Let me explain - currently in Rome the normal black priest's cassock (or soutane) is the seminarian's most formal outfit. Whilst it is everyday dress for some of the congretations, in general the diocesan seminaries in Rome reserve the cassock for altar service or attendance at certain lituriges and for formal occasions. Depending on the stage of formation and the custom of the particular seminary the every-day dress of the seminarian is either the Roman collar or lay-clothes. The Roman diocesan regulations specify that clerical dress is only required of seminarians after they have gone through the ceremony of 'Admisssion to Candidacy' which normally occurs a few months before dicaconate ordination. An exception to this is the practise of the North American College which insists that all its seminarians go through 'Admission to Candidacy' before they arrive in Rome to begin their theological studies. This, it seems, is a throwback to the now-defunct Italian practice of performing 'Admission to Candidacy' early in seminary formation becuase this exempted Italian seminarians from compulsory military service.
However, until the 1970s, the cassock was not the formal wear of the seminarian, but his everyday uniform and unlike today, most of the older Roman Colleges had their own distinctive style of cassock. Now, alas, it seems that only the Scottish, the students at Propaganda Fide and (on special ceremonial occasions) Americans retain the older dress. Consulting the 1900 Handbook to Christian and Ecclesiatical Rome by Tuker and Malleson and an old edition of Georgina Masson's classic Companion Guide to Rome we find the following descriptions of the seminarian dress of yore:
Seminary of the Diocese of Rome Purple Cassock and soprana with pendant strings and no sash.
Pontificio Provincale Pio Black cassock, violet sash, a full cloak
Vatican Seminary Dark purple cassock with cromson bindings and buttons, one crimson string decorated with the papal arms, buckle shoes
Capranica College Black cassock, black soprana of shiny cloth, stings, no sash, shoes with silver buckles
Propaganda Fide Black double breasted cassock, red pipings and buttons, scarlet sash and strings
Germanic College Scarlet Cassock, black sash, scarlet soprana with pendant strings (Masson notes that they had the nickname 'gamberi cotti' or 'boiled lobsters' and that their distinctive dress was imposed due to their reputation for uproarious behaviour)

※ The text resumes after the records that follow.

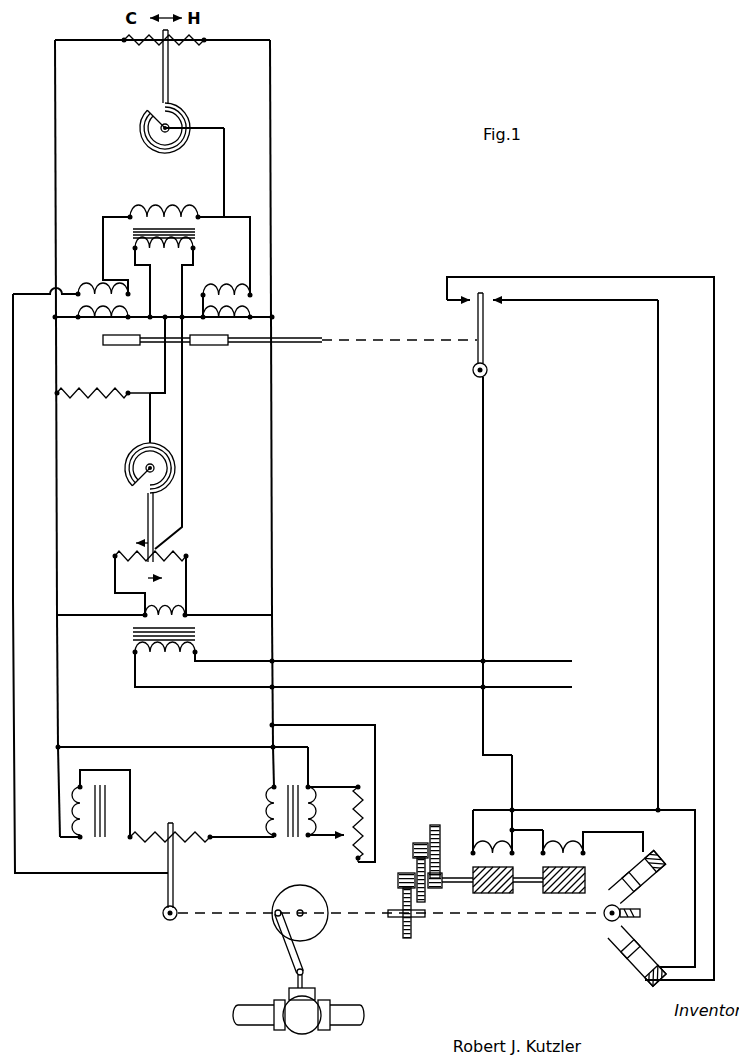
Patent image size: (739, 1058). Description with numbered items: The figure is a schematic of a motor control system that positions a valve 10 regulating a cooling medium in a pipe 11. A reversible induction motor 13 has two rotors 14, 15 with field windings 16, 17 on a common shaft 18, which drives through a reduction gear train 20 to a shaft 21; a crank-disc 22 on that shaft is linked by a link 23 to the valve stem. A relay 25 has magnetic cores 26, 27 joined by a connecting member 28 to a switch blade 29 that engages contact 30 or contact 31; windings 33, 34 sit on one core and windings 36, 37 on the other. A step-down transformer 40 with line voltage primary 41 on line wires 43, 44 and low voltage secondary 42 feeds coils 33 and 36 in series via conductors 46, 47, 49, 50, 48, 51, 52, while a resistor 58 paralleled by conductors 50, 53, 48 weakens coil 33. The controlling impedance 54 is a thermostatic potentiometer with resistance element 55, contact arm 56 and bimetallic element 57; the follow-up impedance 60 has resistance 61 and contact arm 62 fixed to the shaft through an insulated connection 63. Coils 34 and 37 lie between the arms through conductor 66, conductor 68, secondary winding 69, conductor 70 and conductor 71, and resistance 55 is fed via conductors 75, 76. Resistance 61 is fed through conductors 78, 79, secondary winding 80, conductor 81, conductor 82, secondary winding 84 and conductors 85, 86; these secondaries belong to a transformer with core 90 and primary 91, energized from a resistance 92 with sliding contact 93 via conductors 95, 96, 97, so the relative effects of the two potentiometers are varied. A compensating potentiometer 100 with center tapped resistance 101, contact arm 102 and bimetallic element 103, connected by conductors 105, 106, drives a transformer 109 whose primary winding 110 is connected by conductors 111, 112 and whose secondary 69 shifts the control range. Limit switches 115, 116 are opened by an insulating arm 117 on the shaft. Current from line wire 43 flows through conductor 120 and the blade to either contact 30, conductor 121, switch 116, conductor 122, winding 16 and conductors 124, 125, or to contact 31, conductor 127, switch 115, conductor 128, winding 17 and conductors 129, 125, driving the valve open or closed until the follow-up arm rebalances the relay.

The valve 10 is at (298, 1004).
The pipe 11 is at (347, 1016).
The motor 13 is at (507, 857).
The rotor 14 is at (496, 894).
The rotor 15 is at (555, 894).
The field winding 16 is at (500, 847).
The field winding 17 is at (566, 847).
The common shaft 18 is at (457, 885).
The reduction gear train 20 is at (451, 889).
The shaft 21 is at (404, 920).
The crank-disc 22 is at (308, 895).
The link 23 is at (285, 953).
The relay 25 is at (286, 316).
The magnetic core 26 is at (120, 346).
The magnetic core 27 is at (203, 346).
The connecting member 28 is at (322, 343).
The switch blade 29 is at (485, 330).
The contact 30 is at (466, 305).
The contact 31 is at (497, 300).
The relay winding 33 is at (92, 326).
The relay winding 34 is at (92, 290).
The relay winding 36 is at (244, 317).
The relay winding 37 is at (233, 290).
The step-down transformer 40 is at (193, 633).
The line voltage primary 41 is at (172, 658).
The low voltage secondary 42 is at (172, 612).
The line wire 43 is at (314, 660).
The line wire 44 is at (350, 687).
The conductor 46 is at (236, 612).
The conductor 47 is at (273, 514).
The conductor 48 is at (13, 362).
The conductor 49 is at (175, 315).
The conductor 50 is at (138, 317).
The conductor 51 is at (57, 435).
The conductor 52 is at (92, 619).
The conductor 53 is at (165, 373).
The controlling impedance 54 is at (175, 94).
The resistance element 55 is at (138, 48).
The contact arm 56 is at (163, 90).
The bimetallic element 57 is at (147, 147).
The resistor 58 is at (99, 397).
The follow-up impedance 60 is at (170, 871).
The resistance 61 is at (189, 832).
The contact arm 62 is at (166, 850).
The insulated connection 63 is at (165, 910).
The conductor 66 is at (224, 170).
The conductor 68 is at (250, 215).
The secondary winding 69 is at (166, 213).
The conductor 70 is at (103, 228).
The conductor 71 is at (14, 489).
The conductor 75 is at (272, 143).
The conductor 76 is at (55, 143).
The conductor 78 is at (274, 642).
The conductor 79 is at (273, 777).
The secondary winding 80 is at (270, 815).
The conductor 81 is at (237, 840).
The conductor 82 is at (131, 803).
The secondary winding 84 is at (76, 814).
The conductor 85 is at (59, 780).
The conductor 86 is at (58, 705).
The transformer core 90 is at (292, 840).
The primary 91 is at (317, 810).
The resistance 92 is at (364, 818).
The sliding contact 93 is at (343, 842).
The conductor 95 is at (199, 746).
The conductor 96 is at (336, 786).
The conductor 97 is at (376, 780).
The compensating potentiometer 100 is at (150, 515).
The center tapped resistance 101 is at (181, 556).
The contact arm 102 is at (157, 532).
The bimetallic element 103 is at (125, 466).
The conductor 105 is at (115, 588).
The conductor 106 is at (187, 600).
The transformer 109 is at (199, 233).
The primary winding 110 is at (135, 248).
The conductor 111 is at (152, 428).
The conductor 112 is at (184, 421).
The limit switch 115 is at (650, 882).
The limit switch 116 is at (630, 965).
The arm 117 is at (642, 914).
The conductor 120 is at (484, 496).
The conductor 121 is at (643, 276).
The conductor 122 is at (680, 809).
The conductor 124 is at (518, 843).
The conductor 125 is at (513, 767).
The conductor 127 is at (657, 470).
The conductor 128 is at (614, 834).
The conductor 129 is at (536, 829).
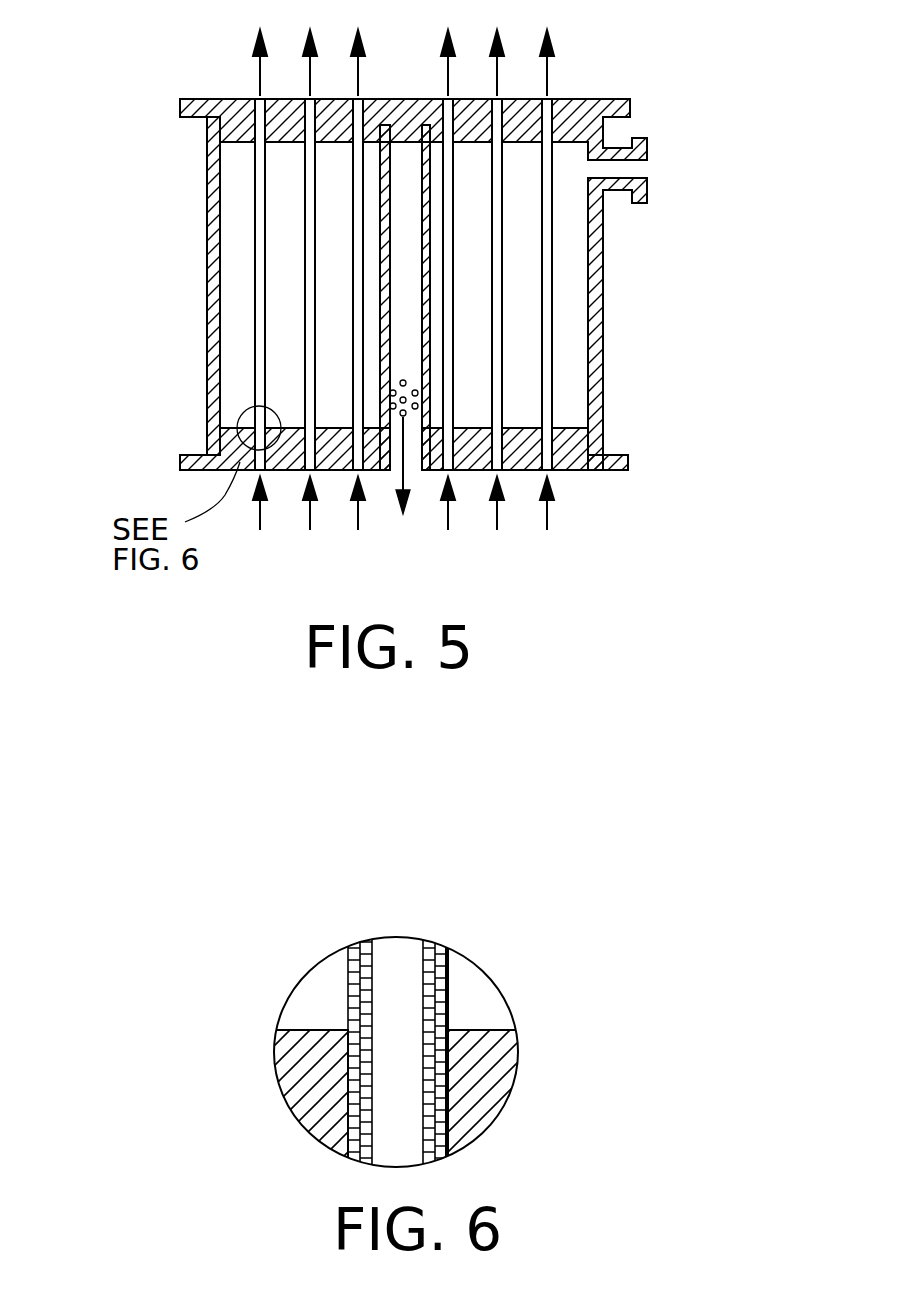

Greek College Blue cassock, red sash and pipings, blue soprana with strings - out of doors: a black soprana with wide sleeves
English College Black cassock and soprana, black strings and no sash
Scots College Purple cassock with crimson sash, buttons and pipings. Black soprana with pendant strings
Irish College Black cassock with red piping, no sash, black soprana and strings
French College The first college to abandon collegiate dress for the priest's cassock, no sash
Lombard College Black cassock, violet sash, soprana and strings
Seminary of SS. Peter and Paul Priest's dress with a black sash
Belgian College Priest's dress with a black sash edged with red
North American College Double-breasted black cassock, blue pipings and buttons, crimson sash, pendant strings
South American College Black cassock with blue edgings, blue sash, black soprana and strings
Maronite College Black cassock, soprana and strings
Bohemian College Black cassock, maroon sash edged with yellow
Armenian College Black cassock with red pipings, out of doors: black coat with wide sleeves
College of St Boniface Black cassock with yellow pipings, black soprana with black pendant srings lined with red
Polish College Black cassock and soprana with green sash
Spanish College Black cassock with blue sash, round black cape with vertical blue pipings
Candadian College Priest's dress and no sash
Ruthenian College Blue cassock, soprana with strings, orange sash
Note - the Soprana was a long sleeveless coat, often with two long strings or streamers hanging from the armholes to signify the state of tuition. The 'sash' is also known as the fascia or more colloquially the 'belly band'.
Edited to Add
If you look at the photograph gallery for the cause of Servant of God Frank Parater you'll see the difference between the plain black soutane of his American seminary and his more colourful Roman outfit. It would be remiss not to link to the page of his cause and give a biretta doff to the Shrine.